The cuts to Medicaid would coincide with a surge in the number of seniors around the county and the country, said Anne Montgomery, the deputy director of the Center for Elder Care and Advanced Illness at the Altarum Institute, a nonprofit organization that researches health systems.
By 2030, Montgomery said, the number of people 65 and older in the U.S. will double. That includes Frederick County, where the number of adults 60 and older is growing three times as fast as the general population.
With that increase will come more seniors depending on both Medicare and Medicaid for health care coverage. Powell and Montgomery worry that cuts to Medicaid will decrease the number of services available to seniors.
"Medicaid provides services to a lot of people," Powell said. "So, if funding comes to the state in the form of a block grant, are we pitting seniors against children? At some point, something's gotta give."
Dr. Joseph Berman, a Frederick resident and former emergency medicine doctor, has witnessed the effect that uninsured patients have on local hospitals.
Before Obamacare and before Medicaid expansion, Berman said, he treated many older residents who relied on the emergency room for primary care because they couldn't afford health insurance. But providing treatment to non-paying patients presented a problem for hospitals.
"We're going to see patients who can currently go to the doctor or hospital, but will start to come to the ER as charity patients," Berman said. "And those are costs that the hospital will not be able to recoup."

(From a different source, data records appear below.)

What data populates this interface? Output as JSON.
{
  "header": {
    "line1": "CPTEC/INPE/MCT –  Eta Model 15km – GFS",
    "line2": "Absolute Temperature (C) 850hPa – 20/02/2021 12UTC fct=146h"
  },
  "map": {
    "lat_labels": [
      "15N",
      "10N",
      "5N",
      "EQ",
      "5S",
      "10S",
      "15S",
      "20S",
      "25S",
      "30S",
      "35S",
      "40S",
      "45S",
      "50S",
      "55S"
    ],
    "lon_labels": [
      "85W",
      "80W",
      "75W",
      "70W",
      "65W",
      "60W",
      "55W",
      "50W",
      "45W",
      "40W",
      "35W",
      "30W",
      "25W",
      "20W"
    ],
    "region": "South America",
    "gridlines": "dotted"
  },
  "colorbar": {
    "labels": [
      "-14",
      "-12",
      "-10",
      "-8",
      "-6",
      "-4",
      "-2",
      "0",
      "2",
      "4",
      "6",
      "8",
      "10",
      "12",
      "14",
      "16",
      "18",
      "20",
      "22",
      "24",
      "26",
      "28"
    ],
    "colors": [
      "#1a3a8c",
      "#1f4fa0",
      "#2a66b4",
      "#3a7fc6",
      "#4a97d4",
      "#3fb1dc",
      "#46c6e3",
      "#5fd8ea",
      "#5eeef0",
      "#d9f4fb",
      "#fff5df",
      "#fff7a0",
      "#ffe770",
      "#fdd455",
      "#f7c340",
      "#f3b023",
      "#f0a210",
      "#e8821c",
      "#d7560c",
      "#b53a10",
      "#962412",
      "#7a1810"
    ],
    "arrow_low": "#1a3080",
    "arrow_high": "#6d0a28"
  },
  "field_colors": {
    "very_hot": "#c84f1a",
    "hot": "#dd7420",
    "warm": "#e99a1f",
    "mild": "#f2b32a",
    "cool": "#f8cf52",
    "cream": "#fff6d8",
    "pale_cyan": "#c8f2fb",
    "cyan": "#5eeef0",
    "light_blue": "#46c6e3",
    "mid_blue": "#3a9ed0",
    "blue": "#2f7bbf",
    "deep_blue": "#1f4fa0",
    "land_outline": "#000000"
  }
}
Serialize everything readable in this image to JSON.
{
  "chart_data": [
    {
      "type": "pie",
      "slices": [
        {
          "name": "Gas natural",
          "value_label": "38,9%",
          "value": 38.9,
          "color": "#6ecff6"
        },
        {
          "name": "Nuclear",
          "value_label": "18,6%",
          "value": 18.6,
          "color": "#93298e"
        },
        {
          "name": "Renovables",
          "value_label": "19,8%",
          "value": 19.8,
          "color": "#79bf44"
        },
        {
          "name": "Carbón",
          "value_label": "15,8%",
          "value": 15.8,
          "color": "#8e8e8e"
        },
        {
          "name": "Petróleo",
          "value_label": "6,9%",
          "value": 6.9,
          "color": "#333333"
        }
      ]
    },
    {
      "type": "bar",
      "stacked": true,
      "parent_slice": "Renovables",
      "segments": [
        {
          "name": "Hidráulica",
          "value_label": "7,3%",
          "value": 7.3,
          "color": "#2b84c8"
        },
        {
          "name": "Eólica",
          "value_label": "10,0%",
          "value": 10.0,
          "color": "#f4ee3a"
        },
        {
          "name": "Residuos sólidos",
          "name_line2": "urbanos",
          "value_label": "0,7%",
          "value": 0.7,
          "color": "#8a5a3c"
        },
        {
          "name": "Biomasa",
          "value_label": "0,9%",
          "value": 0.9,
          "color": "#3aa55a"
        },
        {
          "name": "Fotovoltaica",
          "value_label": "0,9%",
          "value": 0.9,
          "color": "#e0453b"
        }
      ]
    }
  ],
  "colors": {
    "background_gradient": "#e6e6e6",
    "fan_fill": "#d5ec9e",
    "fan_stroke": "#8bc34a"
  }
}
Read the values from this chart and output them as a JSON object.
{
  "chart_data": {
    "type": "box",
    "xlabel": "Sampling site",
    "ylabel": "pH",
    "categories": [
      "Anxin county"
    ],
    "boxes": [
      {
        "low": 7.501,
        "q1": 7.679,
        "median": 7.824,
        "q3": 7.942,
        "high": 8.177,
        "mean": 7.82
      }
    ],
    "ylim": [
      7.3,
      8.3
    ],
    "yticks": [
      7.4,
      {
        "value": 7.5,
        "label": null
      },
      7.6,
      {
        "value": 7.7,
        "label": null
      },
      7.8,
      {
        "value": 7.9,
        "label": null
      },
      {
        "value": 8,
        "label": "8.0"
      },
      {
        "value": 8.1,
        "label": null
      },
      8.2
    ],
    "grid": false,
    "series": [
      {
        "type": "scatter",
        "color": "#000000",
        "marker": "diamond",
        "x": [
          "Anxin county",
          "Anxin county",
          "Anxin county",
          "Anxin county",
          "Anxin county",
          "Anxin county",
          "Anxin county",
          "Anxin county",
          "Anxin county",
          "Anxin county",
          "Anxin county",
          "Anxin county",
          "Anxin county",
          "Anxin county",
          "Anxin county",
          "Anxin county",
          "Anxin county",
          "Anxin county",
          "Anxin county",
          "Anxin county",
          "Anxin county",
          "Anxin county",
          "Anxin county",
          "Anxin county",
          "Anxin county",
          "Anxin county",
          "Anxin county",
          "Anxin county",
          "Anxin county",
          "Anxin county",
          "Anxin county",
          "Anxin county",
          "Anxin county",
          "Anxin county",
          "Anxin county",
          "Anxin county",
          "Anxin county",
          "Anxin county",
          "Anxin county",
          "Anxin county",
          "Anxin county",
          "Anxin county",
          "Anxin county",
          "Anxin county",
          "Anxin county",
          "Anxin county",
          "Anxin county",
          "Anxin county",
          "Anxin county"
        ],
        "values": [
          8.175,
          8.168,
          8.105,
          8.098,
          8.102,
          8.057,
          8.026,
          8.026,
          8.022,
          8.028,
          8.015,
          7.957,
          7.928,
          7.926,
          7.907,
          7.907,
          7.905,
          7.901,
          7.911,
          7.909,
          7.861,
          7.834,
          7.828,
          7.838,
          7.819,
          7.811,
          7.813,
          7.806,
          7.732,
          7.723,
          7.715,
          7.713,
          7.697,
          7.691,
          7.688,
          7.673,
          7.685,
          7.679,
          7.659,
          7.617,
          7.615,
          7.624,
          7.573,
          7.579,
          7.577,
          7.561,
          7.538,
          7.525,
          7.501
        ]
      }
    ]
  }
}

Relying on hospitals for primary care isn't the best approach for patients.
"As a former ER doctor, I can tell you that's a terrible way to get care," Berman said. "It's not focused on healing. You're coming in only when the worst happens, and you're never seeing the same doctors."
"Cutting costs by cutting service to the poor and elderly is tragic," he added. "I guess some politicians will say that if those people didn't save money, it's their fault. Well, I find that absolutely reprehensible."